Jo Walton, when talking about writing Lifelode, has discussed the problems of domestic fantasy, how conflict and war tend to creep into books that are otherwise trying to focus on the daily and the smaller-focus, just structurally–that we have an addiction to the grand and the dramatic, as a genre, even when we are trying not to. And I think that the Robin Hood myth actually runs into this problem. Sure, there is swashbuckling. There is the dramatic. But it is the dramatic image. It is the arrow going into the target; it is the Merry Man swinging into a tree. It is not the dramatic tension, because we all know the precursors for the ending are historical, not personal.
Because of Robin Hood’s near-unique place in western legend, straddling myth and history so neatly, the story’s ending can’t be refitted without upending actual history. The end of the Robin Hood story is that actual, historical Good King Richard returns from the Crusades and ends the usurped reign of his brother, actual, historical Prince John. So…what, exactly, are Our Band of Merry Men doing? They can’t actually resolve their own problems in any lasting way. And fighting the Sheriff of Nottingham starts to look an awfully lot like doing the laundry if you’re never allowed to either beat him (slay/depose him) or have him beat you on any permanent basis. Oh, it’s Monday: time to wash out our green jerkins and hassle the Sheriff’s men. Oh, it’s Tuesday: time to go to market for turnips and shoot some arrows into Prince John’s tax collectors’ hats. But not into the tax collectors themselves! Because resolution is not in our purview. We resist. Others resolve.

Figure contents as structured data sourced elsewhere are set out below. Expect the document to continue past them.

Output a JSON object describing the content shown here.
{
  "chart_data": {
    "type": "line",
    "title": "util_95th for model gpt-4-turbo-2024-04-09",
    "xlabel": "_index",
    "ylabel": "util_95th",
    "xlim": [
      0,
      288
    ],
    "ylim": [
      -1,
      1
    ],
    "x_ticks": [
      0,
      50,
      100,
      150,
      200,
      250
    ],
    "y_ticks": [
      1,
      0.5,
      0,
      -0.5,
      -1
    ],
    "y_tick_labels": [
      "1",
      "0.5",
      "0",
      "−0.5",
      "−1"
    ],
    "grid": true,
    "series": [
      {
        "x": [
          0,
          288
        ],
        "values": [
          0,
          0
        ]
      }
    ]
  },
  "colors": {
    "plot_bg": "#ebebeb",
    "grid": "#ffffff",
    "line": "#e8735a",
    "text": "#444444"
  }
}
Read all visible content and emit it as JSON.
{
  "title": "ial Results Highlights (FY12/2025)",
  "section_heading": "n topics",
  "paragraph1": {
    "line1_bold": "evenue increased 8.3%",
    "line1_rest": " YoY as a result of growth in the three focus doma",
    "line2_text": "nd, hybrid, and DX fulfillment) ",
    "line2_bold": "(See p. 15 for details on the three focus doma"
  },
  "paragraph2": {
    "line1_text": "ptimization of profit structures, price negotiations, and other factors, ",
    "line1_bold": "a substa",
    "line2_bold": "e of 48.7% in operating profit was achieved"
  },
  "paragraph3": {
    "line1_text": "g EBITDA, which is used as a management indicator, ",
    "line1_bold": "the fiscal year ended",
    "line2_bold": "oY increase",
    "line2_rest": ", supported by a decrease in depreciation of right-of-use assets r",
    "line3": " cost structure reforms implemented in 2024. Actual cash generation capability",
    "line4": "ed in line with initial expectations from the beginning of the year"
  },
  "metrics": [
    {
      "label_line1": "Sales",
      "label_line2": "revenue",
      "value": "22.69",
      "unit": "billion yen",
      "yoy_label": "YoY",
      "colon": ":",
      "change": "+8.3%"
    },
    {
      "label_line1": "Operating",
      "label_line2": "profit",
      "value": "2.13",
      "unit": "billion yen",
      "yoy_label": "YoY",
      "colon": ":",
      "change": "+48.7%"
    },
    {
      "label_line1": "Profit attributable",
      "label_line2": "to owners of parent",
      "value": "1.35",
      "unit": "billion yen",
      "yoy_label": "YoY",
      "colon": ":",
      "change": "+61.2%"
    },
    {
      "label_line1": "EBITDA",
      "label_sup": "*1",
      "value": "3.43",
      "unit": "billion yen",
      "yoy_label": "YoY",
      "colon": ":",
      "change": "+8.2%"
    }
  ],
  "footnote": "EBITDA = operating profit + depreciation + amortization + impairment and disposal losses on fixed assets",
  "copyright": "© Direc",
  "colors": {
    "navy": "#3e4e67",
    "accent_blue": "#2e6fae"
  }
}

The jerkins will get dirty again, the turnips will go again into the stew, the taxes will get collected again. The camera can fool the eye with pageantry into feeling that there has been progress from arrow shot to arrow shot. But on the page of a novel, it’s very hard to make a holding action against entropy feel like heroism. Even though it’s the main heroism any of us achieve on a daily basis. Even though it is a heroism worth having.

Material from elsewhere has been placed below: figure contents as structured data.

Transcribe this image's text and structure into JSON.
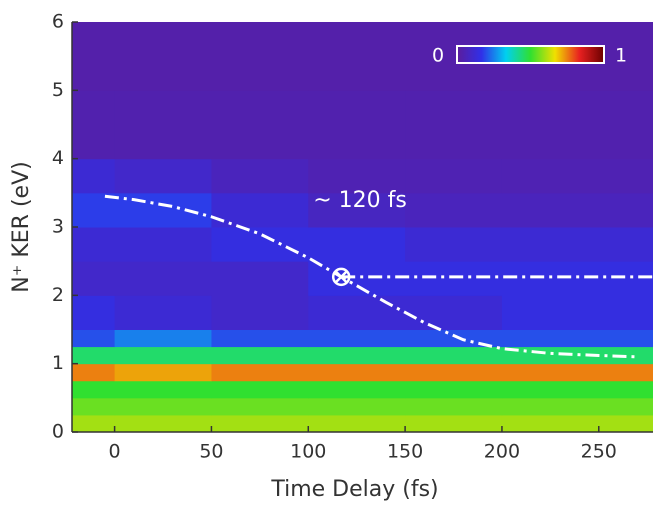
{
  "chart_data": {
    "type": "heatmap",
    "xlabel": "Time Delay (fs)",
    "ylabel": "N⁺ KER (eV)",
    "xlim": [
      -22,
      278
    ],
    "ylim": [
      0,
      6
    ],
    "xticks": [
      0,
      50,
      100,
      150,
      200,
      250
    ],
    "yticks": [
      0,
      1,
      2,
      3,
      4,
      5,
      6
    ],
    "x_bins": [
      -22,
      0,
      50,
      100,
      150,
      200,
      278
    ],
    "y_bins": [
      0,
      0.25,
      0.5,
      0.75,
      1,
      1.25,
      1.5,
      2,
      2.5,
      3,
      3.5,
      4,
      5,
      6
    ],
    "z": [
      [
        0.6,
        0.6,
        0.6,
        0.6,
        0.6,
        0.6
      ],
      [
        0.55,
        0.55,
        0.55,
        0.55,
        0.55,
        0.55
      ],
      [
        0.5,
        0.5,
        0.5,
        0.5,
        0.5,
        0.5
      ],
      [
        0.75,
        0.72,
        0.75,
        0.75,
        0.75,
        0.75
      ],
      [
        0.45,
        0.45,
        0.45,
        0.45,
        0.45,
        0.45
      ],
      [
        0.2,
        0.25,
        0.2,
        0.2,
        0.2,
        0.2
      ],
      [
        0.15,
        0.12,
        0.1,
        0.12,
        0.12,
        0.15
      ],
      [
        0.1,
        0.1,
        0.1,
        0.15,
        0.15,
        0.15
      ],
      [
        0.12,
        0.12,
        0.15,
        0.15,
        0.12,
        0.12
      ],
      [
        0.18,
        0.18,
        0.12,
        0.08,
        0.07,
        0.07
      ],
      [
        0.12,
        0.1,
        0.07,
        0.05,
        0.05,
        0.05
      ],
      [
        0.04,
        0.04,
        0.04,
        0.04,
        0.04,
        0.04
      ],
      [
        0.03,
        0.03,
        0.03,
        0.03,
        0.03,
        0.03
      ]
    ],
    "colormap": [
      "#5c1c9c",
      "#3030e8",
      "#00d0f0",
      "#30e030",
      "#f0e000",
      "#e82020",
      "#6a0000"
    ],
    "colorbar_ticks": [
      0,
      1
    ],
    "series": [
      {
        "x": [
          -5,
          10,
          30,
          50,
          75,
          100,
          117,
          140,
          160,
          180,
          200,
          225,
          250,
          270
        ],
        "values": [
          3.45,
          3.4,
          3.3,
          3.15,
          2.9,
          2.55,
          2.27,
          1.9,
          1.6,
          1.35,
          1.22,
          1.15,
          1.12,
          1.1
        ],
        "color": "#ffffff"
      },
      {
        "x": [
          117,
          278
        ],
        "values": [
          2.27,
          2.27
        ],
        "color": "#ffffff"
      }
    ],
    "marker": {
      "x": 117,
      "y": 2.27
    },
    "annotation": "~ 120 fs"
  }
}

Try again, someone; I would have another domestic fantasy, or a Robin Hood novel that grapples with this, or both. But for the moment at least, I am not the one to write it.
*Multiple associations with north of one place or another. Willingness to throw shoulders in a brawl and clown for children. Bosom capacious enough for storage. Can we say “Marissa’s identification character?” CLUCKY I LOVE YOU.